A common example where people select too many classes is concerning ‘retail services’ under Class 35. These are services provided by a business that directly assist with another business’s operation, management or commercial enterprise. For example, an account providing accounting services would fall under Class 35. However, retailers often ‘double-up’ when selecting Class 35 in their trade mark application. For example, a business owner who manufactures and sells their own clothing might select Class 25 (which protects clothing goods) and Class 35. However, Class 25 already protects the sale of clothing goods, making Class 35 unnecessary to include.
Before selecting a trade mark class, you should consider whether you have listed too many classes in your application. This can save you time and unnecessary costs when IP Australia eventually reviews your application for registration.
5. Seek Legal Advice
If you are uncertain about the trade mark class you have selected in your application, you should seek legal advice. A lawyer with experience in trade mark law can advise you on what classes best fit your goods and services. They can also provide general guidance throughout the application process. Given the investment you are making when registering a trade mark, it is worthwhile ensuring that your application reflects the protection that you intend your trade mark to have.
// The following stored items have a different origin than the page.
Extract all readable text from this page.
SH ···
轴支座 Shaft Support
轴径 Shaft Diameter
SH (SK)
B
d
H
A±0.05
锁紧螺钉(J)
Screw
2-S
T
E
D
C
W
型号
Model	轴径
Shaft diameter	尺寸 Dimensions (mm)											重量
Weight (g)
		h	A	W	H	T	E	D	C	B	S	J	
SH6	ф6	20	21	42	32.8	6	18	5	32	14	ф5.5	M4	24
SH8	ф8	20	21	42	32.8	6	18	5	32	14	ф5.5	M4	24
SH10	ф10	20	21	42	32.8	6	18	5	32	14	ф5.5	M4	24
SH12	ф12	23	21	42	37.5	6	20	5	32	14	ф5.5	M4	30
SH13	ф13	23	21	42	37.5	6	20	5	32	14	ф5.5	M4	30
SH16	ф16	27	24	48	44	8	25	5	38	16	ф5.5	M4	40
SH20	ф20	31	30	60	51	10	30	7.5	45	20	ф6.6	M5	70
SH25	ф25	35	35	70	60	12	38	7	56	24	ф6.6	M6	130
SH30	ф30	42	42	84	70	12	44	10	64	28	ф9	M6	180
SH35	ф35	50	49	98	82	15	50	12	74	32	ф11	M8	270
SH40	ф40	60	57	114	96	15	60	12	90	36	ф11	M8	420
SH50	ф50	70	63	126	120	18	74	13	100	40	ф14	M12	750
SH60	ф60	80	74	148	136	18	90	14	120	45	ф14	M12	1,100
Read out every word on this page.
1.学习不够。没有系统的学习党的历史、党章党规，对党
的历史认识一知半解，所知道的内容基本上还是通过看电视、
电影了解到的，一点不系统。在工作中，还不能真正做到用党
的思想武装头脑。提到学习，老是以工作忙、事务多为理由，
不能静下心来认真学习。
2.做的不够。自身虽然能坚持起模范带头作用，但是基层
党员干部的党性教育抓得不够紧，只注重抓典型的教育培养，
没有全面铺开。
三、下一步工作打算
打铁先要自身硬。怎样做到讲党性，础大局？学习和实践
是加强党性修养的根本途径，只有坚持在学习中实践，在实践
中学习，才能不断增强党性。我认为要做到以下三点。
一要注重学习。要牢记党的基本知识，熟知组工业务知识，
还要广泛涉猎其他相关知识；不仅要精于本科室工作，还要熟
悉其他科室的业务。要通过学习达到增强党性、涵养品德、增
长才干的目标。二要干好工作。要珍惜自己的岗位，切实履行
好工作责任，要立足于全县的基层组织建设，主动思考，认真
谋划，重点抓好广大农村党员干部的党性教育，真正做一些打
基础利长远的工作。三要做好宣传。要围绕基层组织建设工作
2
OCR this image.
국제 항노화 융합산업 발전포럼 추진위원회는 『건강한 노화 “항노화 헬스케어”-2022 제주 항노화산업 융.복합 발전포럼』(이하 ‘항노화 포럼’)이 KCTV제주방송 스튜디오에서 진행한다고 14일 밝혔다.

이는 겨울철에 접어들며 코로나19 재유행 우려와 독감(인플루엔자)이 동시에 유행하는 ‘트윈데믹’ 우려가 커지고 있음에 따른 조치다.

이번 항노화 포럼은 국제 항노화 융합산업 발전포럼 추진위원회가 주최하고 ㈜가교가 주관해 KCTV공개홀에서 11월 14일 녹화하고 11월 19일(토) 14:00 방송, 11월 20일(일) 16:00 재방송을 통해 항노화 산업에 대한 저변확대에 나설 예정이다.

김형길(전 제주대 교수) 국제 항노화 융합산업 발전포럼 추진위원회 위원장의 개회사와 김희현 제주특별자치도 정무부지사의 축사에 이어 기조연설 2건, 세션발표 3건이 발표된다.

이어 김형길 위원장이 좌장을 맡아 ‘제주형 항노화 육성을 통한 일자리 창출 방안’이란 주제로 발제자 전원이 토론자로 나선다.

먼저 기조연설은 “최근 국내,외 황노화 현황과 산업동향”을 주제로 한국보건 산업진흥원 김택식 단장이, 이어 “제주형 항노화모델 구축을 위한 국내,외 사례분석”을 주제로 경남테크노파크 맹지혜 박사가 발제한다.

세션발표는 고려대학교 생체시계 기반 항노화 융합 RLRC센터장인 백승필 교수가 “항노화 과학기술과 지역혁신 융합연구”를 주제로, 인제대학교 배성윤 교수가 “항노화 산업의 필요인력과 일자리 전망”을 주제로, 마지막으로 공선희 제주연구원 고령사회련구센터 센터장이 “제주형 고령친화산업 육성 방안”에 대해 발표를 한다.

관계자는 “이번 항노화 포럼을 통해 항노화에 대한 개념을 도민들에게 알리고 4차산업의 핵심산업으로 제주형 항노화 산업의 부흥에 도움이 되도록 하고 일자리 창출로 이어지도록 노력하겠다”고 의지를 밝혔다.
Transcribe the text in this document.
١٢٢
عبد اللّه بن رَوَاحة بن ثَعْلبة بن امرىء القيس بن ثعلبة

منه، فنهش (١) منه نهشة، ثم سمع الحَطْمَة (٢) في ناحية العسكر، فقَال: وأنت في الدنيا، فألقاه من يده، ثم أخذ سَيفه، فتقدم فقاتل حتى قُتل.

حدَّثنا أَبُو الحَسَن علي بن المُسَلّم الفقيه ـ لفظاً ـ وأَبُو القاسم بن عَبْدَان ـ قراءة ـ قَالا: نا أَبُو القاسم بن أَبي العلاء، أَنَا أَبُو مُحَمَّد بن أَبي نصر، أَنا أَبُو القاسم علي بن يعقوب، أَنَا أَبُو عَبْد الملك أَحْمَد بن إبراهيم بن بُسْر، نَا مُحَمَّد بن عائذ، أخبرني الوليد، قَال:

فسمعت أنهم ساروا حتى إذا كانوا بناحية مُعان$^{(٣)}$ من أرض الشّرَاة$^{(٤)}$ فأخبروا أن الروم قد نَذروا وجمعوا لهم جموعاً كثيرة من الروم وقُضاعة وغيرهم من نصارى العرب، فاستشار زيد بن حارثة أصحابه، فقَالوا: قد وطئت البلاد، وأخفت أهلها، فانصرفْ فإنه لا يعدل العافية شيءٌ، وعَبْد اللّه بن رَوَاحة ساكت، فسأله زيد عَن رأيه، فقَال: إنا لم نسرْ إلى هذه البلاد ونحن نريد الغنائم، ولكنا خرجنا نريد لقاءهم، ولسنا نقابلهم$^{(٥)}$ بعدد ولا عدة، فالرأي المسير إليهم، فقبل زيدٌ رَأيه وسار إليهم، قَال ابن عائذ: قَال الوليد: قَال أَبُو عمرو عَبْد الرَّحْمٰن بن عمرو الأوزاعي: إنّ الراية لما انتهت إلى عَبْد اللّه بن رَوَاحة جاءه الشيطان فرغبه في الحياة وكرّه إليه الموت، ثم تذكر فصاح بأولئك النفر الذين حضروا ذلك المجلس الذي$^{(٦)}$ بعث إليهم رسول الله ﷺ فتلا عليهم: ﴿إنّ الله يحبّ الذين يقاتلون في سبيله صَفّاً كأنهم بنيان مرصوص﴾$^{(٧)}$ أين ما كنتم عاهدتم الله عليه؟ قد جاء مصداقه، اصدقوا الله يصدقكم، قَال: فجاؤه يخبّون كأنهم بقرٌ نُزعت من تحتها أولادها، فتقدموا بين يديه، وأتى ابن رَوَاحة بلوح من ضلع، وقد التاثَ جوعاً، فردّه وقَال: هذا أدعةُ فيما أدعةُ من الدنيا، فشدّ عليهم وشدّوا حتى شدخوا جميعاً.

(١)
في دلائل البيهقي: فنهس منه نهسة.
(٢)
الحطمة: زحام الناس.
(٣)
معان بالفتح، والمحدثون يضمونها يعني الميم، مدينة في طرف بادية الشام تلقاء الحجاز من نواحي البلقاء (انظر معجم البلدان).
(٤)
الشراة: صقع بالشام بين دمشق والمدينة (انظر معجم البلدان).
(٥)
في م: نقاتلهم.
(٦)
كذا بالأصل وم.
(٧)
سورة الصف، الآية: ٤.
When selecting a trade mark class, you should consider that:
- once your application is registered, you cannot add additional classes;
- several goods and services appear in more than one class;
- you should avoid selecting trade mark classes that are too broad; and
- it is important not to unnecessarily select too many classes.
Frequently Asked Questions
Whilst there is no minimum requirement for how many classes you should include in your application, you should only include those classes that best suit the description of the goods and services you intend to protect with a trade mark.
The Trade Mark Classification Search is a class system that lists the goods and services available for trade mark protection in Australia.